To solve the problem of finding the increase in the volume of a metal box when it is heated, we need to understand the concept of thermal expansion. The box is initially a cube with side length a and the coefficient of linear expansion for the material is given as \alpha.
When the temperature of the box increases by \Delta T, each dimension of the box expands. For a linear expansion, the change in length \Delta L for each side is given by:
\Delta L = a \alpha \Delta T
Therefore, the new length of each side of the cube becomes:
a_{\text{new}} = a + \Delta L = a(1 + \alpha \Delta T)
To find the change in volume, we calculate the new volume of the cube:
V_{\text{new}} = (a_{\text{new}})^3 = \left[a(1 + \alpha \Delta T)\right]^3
Expanding this expression using the binomial theorem (for small \alpha \Delta T), we get:
V_{\text{new}} = a^3 (1 + 3\alpha \Delta T + 3(\alpha \Delta T)^2 + (\alpha \Delta T)^3)
Since \alpha \Delta T is small, the higher-order terms (\alpha \Delta T)^2 and (\alpha \Delta T)^3 can be neglected.
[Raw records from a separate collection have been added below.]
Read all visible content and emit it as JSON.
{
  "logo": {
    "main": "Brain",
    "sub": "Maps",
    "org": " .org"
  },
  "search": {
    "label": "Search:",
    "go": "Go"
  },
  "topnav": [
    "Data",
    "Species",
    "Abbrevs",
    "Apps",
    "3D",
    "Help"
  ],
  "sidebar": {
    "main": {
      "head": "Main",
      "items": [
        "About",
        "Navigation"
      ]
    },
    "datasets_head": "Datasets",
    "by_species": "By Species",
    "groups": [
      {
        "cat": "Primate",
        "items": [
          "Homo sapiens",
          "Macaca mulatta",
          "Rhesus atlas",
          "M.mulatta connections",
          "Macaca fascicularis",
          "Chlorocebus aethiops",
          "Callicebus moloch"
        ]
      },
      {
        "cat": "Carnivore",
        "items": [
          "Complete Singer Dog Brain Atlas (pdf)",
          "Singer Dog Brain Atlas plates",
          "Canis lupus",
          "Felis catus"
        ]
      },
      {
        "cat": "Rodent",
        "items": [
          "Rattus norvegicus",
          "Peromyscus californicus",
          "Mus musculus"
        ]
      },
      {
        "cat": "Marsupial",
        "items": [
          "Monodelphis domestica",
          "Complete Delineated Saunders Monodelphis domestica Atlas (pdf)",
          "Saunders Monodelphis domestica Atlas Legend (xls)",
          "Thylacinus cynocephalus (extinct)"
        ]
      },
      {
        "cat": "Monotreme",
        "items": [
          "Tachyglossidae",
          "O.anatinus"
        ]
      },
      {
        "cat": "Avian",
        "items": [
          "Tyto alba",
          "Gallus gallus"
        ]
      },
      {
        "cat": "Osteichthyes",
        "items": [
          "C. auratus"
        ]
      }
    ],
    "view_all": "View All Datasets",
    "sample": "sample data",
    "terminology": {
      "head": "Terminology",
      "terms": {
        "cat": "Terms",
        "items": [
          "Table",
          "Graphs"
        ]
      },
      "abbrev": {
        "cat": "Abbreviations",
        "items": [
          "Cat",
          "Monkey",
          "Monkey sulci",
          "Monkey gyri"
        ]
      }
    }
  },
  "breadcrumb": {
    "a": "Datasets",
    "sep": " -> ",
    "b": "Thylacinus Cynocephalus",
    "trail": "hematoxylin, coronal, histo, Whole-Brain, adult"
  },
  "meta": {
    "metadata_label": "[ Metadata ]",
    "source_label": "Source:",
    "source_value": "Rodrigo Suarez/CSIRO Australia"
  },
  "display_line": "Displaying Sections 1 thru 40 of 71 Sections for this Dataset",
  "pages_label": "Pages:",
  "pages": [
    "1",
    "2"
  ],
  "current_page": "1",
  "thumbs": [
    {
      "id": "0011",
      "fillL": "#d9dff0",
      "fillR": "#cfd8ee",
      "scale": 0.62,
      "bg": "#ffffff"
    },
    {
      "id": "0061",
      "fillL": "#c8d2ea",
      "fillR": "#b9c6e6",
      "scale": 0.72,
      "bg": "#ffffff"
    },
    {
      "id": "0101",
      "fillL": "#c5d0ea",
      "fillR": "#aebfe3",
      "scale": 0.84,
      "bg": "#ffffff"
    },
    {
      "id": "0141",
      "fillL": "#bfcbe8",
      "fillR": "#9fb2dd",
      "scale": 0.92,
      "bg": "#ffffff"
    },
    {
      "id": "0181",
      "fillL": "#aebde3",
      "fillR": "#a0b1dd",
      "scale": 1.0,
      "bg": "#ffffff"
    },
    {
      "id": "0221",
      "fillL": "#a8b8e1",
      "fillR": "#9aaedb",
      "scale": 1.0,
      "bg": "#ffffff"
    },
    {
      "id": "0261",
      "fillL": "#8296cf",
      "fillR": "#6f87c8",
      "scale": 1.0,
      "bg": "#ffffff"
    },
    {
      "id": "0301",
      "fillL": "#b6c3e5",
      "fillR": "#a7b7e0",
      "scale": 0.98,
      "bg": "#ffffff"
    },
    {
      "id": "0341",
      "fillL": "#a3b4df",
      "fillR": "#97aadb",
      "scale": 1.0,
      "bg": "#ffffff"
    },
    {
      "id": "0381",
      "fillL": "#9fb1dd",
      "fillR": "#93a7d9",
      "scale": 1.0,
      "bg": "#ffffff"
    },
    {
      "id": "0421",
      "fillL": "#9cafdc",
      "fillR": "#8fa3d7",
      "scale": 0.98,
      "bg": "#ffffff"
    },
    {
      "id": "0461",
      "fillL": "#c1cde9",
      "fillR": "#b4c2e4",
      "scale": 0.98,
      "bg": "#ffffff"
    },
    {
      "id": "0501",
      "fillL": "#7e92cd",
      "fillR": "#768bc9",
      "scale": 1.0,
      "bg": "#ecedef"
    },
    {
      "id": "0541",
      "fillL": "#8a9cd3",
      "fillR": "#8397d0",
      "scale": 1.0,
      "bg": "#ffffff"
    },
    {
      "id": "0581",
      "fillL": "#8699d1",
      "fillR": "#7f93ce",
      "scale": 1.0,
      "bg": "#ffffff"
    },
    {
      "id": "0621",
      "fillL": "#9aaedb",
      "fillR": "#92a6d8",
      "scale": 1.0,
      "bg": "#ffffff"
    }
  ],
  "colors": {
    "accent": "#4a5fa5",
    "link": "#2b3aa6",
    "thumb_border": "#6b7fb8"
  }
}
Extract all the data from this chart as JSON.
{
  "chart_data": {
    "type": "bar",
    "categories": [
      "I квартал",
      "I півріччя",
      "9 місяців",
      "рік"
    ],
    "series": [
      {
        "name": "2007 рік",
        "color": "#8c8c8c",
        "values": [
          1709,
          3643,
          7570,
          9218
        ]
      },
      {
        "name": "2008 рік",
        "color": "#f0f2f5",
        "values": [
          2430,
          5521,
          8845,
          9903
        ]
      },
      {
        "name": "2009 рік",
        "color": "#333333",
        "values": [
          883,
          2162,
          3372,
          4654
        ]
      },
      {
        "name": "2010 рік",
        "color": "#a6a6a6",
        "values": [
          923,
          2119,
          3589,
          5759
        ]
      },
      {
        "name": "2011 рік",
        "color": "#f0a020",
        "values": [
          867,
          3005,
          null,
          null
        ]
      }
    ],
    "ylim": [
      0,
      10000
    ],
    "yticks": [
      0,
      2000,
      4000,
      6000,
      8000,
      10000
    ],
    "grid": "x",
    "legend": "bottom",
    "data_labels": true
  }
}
Thus, the new volume becomes approximately:
V_{\text{new}} \approx a^3 (1 + 3\alpha \Delta T)
Therefore, the increase in volume \Delta V is:
\Delta V = V_{\text{new}} - V_{\text{original}}
\Delta V = a^3(1 + 3\alpha \Delta T) - a^3
\Delta V = a^3 + 3a^3 \alpha \Delta T - a^3
\Delta V = 3a^3 \alpha \Delta T
Therefore, the correct answer is 3a^3 \alpha \Delta T.
This formula shows that the increase in volume is directly proportional to the original volume, the coefficient of linear expansion, and the temperature change.